BLAK STORYTELLING: BANGARRA DANCE THEATRE IS BORN

In 1989, Bangarra Dance Theatre was founded by Carole Johnson, a pioneering Black American dancer who had worked with Aboriginal communities since the 1970s. With a vision to create a First Nations-led contemporary dance company, Bangarra merged traditional cultural knowledge with powerful modern movement. The result: an artistic form that defied colonial categories of art, culture and beauty.

DATE

1988

THEME

CULTURE

ENTRY

KYLIE MINOGUE GOES GLOBAL

From The Loco-Motion to Neighbours to her first tour, Kylie Minogue became Australia’s pop princess and a beauty icon. Her voluminous curls, matte lips and girl-next-door glam became defining looks in the late ’80s.

REFERENCES

DATE

1985

THEME

POLITICS

ENTRY

MĀORI RENAISSANCE IN STYLE

The Māori renaissance of the ’70s and ’80s brought about a resurgence of Māori expression – pounamu and natural hairstyles could be seen on women such as Moana Maniapoto, and Tā moko began to reemerge after decades of repression.

REFERENCES

DATE

1985

THEME

ADVERTISING, CULTURE

ENTRY

BEAUTY GETS A FIRST NAME

Naomi. Cindy. Elle. The rise of the supermodel blurred the line between fashion, advertising and fame. Elle Macpherson stood at the forefront of this shift, appearing across global and local campaigns, as a symbol of Australian beauty on the world stage.

REFERENCES

DATE

1985

THEME

CULTURE

ENTRY

AMBITION IN SHOULDER PADS

Inspired by American designers like Donna Karan and TV icons like Dynasty’s Alexis Carrington, corporate shoulder pads and boxy silhouettes began appearing in Myer catalogues and The Australian Women’s Weekly spreads.

DATE

1984

THEME

CULTURE, IDENTITY

ENTRY

MISS NEW ZEALAND: BEAUTY CROWNED, NATION WATCHING

In 1984, the broadcast made headlines when Miss New Zealand host Peter Sinclair accidentally announced the wrong winner on live TV. The rightful title went to Barbara McDowell, Miss Auckland, who made history as the first part-Samoan woman to wear the crown.

DATE

1984

THEME

CULTURE, GLOBAL

ENTRY

PRIME TIME POLISH

Television became a maker of mainstream beauty. From Charlene’s blonde bob on Neighbours to the bronzed presenters on Sale of the Century and the glossy stars of Young Talent Time, TV culture created an aspirational aesthetic.

REFERENCES

DATE

1984

THEME

POLITICS, CULTURE

ENTRY

WORKPLACE BEAUTY GETS POLITICAL

Landmark acts opened doors, mandating fair hiring and banning gender discrimination at work.
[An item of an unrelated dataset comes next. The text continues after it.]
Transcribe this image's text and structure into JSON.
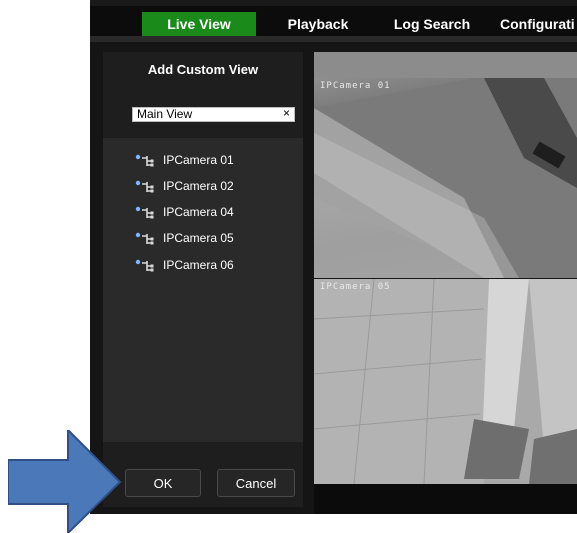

In many industries, looking ‘professional’ still meant heels, hair and high effort.

REFERENCES

DATE

1982

THEME

CULTURE, GLOBAL

ENTRY

SWEAT, LYCRA AND THE AEROBICS BODY

When Olivia Newton-John’s Physical hit number one, it did more than top the charts. It rebranded the ideal body. Aerobics culture exploded across gyms and TV screens, bringing pastel Lycra, leg warmers and a new equation: fit = beautiful.

REFERENCES

DATE

1981

THEME

CULTURE, GLOBAL

ENTRY

THE CROWN CURLS CRAZE

Princess Diana’s puffed sleeves and feathered haircut launched thousands of perms in Australia. Bridal magazines exploded with ‘royal wedding’ beauty spreads.